While concluding his talk Mongin drew attention towards two critical questions related to urbanization. One, was it possible for us to not be limited between the limitless city and the closed, special city? Second, whether we were going to create cities with or without urbanity? Instead, he suggested the idea of the “metropol”, which lied between the megalopolis and the special city. He stressed the necessity of integrating the population in the city while at the same time creating a city, which was not disconnected from globalization.

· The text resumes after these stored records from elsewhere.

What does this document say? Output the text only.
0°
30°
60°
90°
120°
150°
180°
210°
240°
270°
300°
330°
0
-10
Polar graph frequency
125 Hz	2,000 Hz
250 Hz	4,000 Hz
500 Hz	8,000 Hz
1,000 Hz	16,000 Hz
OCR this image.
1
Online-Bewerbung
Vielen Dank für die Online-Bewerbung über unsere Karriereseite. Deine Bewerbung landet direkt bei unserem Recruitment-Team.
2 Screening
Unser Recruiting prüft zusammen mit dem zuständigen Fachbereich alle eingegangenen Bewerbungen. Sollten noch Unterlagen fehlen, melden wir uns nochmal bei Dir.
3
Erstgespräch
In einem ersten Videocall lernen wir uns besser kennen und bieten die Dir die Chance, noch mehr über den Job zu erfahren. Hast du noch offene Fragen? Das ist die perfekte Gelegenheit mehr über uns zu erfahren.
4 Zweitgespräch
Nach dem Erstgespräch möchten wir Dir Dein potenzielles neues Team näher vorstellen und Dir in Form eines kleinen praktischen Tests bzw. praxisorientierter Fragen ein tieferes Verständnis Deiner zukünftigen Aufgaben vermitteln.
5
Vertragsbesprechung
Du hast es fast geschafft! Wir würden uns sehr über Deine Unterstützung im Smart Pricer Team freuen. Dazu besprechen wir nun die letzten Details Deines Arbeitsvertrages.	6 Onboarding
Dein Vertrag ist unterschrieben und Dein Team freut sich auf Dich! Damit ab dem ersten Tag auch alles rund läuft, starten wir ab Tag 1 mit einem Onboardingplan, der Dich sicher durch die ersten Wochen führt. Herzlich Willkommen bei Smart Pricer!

The talk was followed by an animated question and answer session. Answering a question regarding ‘ruralization’ of urban centres, he mentioned that a number of European scholars were talking about villages coming to the cities in the context of Africa. These were neither villages nor cities but a form of their own. Similarly in Gulberg, Lahore, one saw large villas in conjunction with less structured accommodations. Ibn Khuldun had talked about how ruralization destroyed cities in the 14th century when considering cycles of urbanization.

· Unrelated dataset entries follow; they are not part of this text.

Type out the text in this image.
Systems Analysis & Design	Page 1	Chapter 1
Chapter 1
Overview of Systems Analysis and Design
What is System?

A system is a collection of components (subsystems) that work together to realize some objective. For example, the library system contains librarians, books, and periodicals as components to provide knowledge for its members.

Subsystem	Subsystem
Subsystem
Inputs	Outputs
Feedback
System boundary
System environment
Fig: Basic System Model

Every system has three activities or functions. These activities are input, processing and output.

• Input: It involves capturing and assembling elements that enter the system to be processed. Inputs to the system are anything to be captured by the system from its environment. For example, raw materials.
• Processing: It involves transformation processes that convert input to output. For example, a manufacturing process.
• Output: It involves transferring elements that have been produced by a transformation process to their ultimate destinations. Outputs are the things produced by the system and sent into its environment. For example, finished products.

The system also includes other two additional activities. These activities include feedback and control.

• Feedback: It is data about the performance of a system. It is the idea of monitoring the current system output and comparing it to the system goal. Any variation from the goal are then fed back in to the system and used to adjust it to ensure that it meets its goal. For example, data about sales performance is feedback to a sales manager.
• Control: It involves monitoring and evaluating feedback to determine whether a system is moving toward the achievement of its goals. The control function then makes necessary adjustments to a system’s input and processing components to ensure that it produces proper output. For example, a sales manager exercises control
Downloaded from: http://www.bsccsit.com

“…60% of the world population lived less than 100 km off the coast and thus rising sea-levels was a major concern.”

Answering a question regarding city transportation, Mongin said that cities like Lahore and Islamabad were constructed for cars. It was problematic that there were no lanes for bicycles, and public transport was indeed a major issue, which required action before things got out of control. In Europe on the other hand, cities were created around trade and universities because a city needed education. The question was whether universities were thrown outside the cities or whether cities were centred on universities.

With regards to a question about special cities, he mentioned Singapore which had the largest port connection in the world, a volume greater than all European ports together. While the motto of Singapore was “global, green and connected”, a fourth point that was missing was “democratic”. The problem with special cities was whether they could integrate and this had nothing to do with the dichotomy of vertical or horizontal development.

“…in Lahore planning could not be expected as there was no municipal governance.”

Answering a question regarding urban governance, Mongin stated that town planning in Europe was a result of controlling the working class revolution and violence, while in most of the world there was no urban planning. For instance, in Lahore planning could not be expected as there was no municipal governance. Lastly, he stressed the importance of “urban imagery” which was shaped by geography, history and a narrative, while stating that the inhabitants needed to be taken into account when designing a project.